これが出てきます。全部×ボタンで消してください。
この処理以外はローカルウインドウは正常に動きます。とても便利ですので「いつもお世話になっております」という感じなのですがこの件に限っては使いにくいです。
毎回Outlookを消せばローカルウインドウでもコードを追いかける事が出来るのですが都合が悪いので今回はウォッチウインドウを使いましょう。VBEにウォッチウインドウが居ない時はVBEの表示タブからセット出来ますので試してみてください。
ウォッチウインドウの枠内で右クリック。「ウォッチ式の追加」を選択。
式の枠内に今回は「w.name」と書いてください。対象とウォッチの種類は基本的にはそのままでOKです。
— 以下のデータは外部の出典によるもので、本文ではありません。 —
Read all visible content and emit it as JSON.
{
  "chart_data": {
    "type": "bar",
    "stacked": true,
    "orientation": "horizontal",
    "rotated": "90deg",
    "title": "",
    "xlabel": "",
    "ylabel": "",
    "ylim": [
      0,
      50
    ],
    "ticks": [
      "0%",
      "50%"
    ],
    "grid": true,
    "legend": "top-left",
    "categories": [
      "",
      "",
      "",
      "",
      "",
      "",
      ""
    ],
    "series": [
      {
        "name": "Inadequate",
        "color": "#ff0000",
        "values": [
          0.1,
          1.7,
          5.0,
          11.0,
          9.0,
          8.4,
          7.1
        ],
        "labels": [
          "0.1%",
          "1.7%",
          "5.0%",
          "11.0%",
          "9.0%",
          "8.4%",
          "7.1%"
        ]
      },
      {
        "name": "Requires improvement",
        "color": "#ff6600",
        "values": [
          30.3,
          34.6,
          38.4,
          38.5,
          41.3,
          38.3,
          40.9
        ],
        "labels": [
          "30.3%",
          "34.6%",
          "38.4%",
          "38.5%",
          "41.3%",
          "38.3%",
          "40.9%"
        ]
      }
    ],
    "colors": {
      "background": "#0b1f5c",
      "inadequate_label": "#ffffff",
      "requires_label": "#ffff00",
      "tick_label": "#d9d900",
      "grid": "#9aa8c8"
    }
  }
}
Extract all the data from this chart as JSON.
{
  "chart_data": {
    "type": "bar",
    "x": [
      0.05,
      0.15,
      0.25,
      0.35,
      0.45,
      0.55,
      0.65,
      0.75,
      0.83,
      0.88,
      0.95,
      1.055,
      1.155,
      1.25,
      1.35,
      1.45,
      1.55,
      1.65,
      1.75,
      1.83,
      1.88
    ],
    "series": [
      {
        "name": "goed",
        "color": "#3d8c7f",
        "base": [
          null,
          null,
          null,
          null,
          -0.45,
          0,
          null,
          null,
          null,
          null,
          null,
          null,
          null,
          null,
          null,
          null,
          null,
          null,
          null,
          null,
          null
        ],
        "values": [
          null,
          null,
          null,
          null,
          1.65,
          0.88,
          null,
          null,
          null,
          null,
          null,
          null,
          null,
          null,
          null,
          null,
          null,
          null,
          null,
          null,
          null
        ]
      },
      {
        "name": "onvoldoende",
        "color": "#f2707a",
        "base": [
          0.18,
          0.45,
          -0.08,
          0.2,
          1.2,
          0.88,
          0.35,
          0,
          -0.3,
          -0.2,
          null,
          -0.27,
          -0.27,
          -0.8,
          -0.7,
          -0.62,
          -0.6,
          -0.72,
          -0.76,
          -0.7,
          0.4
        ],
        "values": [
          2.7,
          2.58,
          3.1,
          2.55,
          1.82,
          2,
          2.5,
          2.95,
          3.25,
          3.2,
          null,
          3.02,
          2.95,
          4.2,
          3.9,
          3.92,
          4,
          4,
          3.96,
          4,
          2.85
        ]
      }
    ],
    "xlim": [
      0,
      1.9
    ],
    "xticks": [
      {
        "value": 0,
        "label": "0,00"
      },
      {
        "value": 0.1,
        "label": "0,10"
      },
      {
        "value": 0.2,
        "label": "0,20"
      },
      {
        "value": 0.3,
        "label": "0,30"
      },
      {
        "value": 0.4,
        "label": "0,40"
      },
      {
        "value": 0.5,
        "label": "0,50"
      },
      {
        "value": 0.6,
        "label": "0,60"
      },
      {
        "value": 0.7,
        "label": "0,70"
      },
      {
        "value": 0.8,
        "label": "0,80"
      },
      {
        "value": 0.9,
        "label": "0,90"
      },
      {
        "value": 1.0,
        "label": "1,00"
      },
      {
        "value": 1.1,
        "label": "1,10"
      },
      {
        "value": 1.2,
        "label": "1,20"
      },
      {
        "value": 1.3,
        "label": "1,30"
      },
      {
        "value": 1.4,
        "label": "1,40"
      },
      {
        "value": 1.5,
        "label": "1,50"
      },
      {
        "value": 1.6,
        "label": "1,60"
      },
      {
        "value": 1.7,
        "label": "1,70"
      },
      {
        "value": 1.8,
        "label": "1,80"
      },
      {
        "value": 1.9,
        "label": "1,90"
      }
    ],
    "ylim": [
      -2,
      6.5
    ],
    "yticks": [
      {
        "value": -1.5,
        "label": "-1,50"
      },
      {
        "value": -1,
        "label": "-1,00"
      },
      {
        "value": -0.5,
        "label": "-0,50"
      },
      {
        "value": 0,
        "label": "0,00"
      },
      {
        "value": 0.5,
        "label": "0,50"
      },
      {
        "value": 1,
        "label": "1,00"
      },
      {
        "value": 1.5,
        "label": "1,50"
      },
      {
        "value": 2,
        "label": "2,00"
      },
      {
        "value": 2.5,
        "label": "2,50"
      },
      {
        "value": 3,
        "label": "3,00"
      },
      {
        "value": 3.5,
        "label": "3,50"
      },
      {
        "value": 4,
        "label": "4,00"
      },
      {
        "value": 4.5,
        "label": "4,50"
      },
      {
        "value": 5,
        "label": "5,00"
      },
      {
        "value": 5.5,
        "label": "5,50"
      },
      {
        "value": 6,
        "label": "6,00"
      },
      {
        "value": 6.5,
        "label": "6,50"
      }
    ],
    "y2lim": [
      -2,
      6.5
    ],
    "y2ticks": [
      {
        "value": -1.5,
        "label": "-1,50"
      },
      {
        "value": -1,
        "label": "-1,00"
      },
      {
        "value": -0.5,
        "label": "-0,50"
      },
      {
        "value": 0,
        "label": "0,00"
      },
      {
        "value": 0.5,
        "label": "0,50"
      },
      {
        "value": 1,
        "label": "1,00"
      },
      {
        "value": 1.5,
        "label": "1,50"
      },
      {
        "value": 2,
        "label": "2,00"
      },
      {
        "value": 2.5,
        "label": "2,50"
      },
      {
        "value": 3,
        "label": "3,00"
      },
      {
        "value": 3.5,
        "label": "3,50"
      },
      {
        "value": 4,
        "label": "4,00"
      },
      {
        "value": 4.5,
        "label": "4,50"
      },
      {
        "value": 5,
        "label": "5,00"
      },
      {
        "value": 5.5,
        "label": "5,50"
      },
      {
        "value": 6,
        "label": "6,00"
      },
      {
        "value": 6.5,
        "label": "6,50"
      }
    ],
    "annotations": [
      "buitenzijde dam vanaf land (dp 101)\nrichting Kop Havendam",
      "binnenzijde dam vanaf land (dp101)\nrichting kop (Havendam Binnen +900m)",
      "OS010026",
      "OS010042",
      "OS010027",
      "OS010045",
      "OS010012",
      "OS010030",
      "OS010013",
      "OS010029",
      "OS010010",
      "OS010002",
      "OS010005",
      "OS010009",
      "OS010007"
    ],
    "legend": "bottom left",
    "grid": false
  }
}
ウォッチウインドウにn.Nameが準備されます。nameのNが大文字に変化してますよね。
あとは実際のコードを「F8」キーで1つずつ進めてコードをループさせてみましょう。ウォッチウインドウの値の欄にシート名が表示されます。最終的にはSheet5まで変化します。これでどのタイミングでどのシートを掴んでいるのか分かりますよね。
今回は「For Each~Next」とウォッチウインドウの紹介をしました。
繰り返し処理についてはまだ種類があるのですがこれぐらいで十分だと思います。まずは使ってみてください。コードを書くだけではなく実際に動かして何が起こっているのか把握する事が重要です。
そうしないと不具合が起きた時にデバッグ処理に苦労します。処理を追いかける事が出来なくなり自分で書いたコードが直せないという事が起こるかもしれません。
便利ですが内容把握してないと後でツケが回ってきやすいコードです。でも使えると世界が広がりますので是非頑張って勉強してみてください。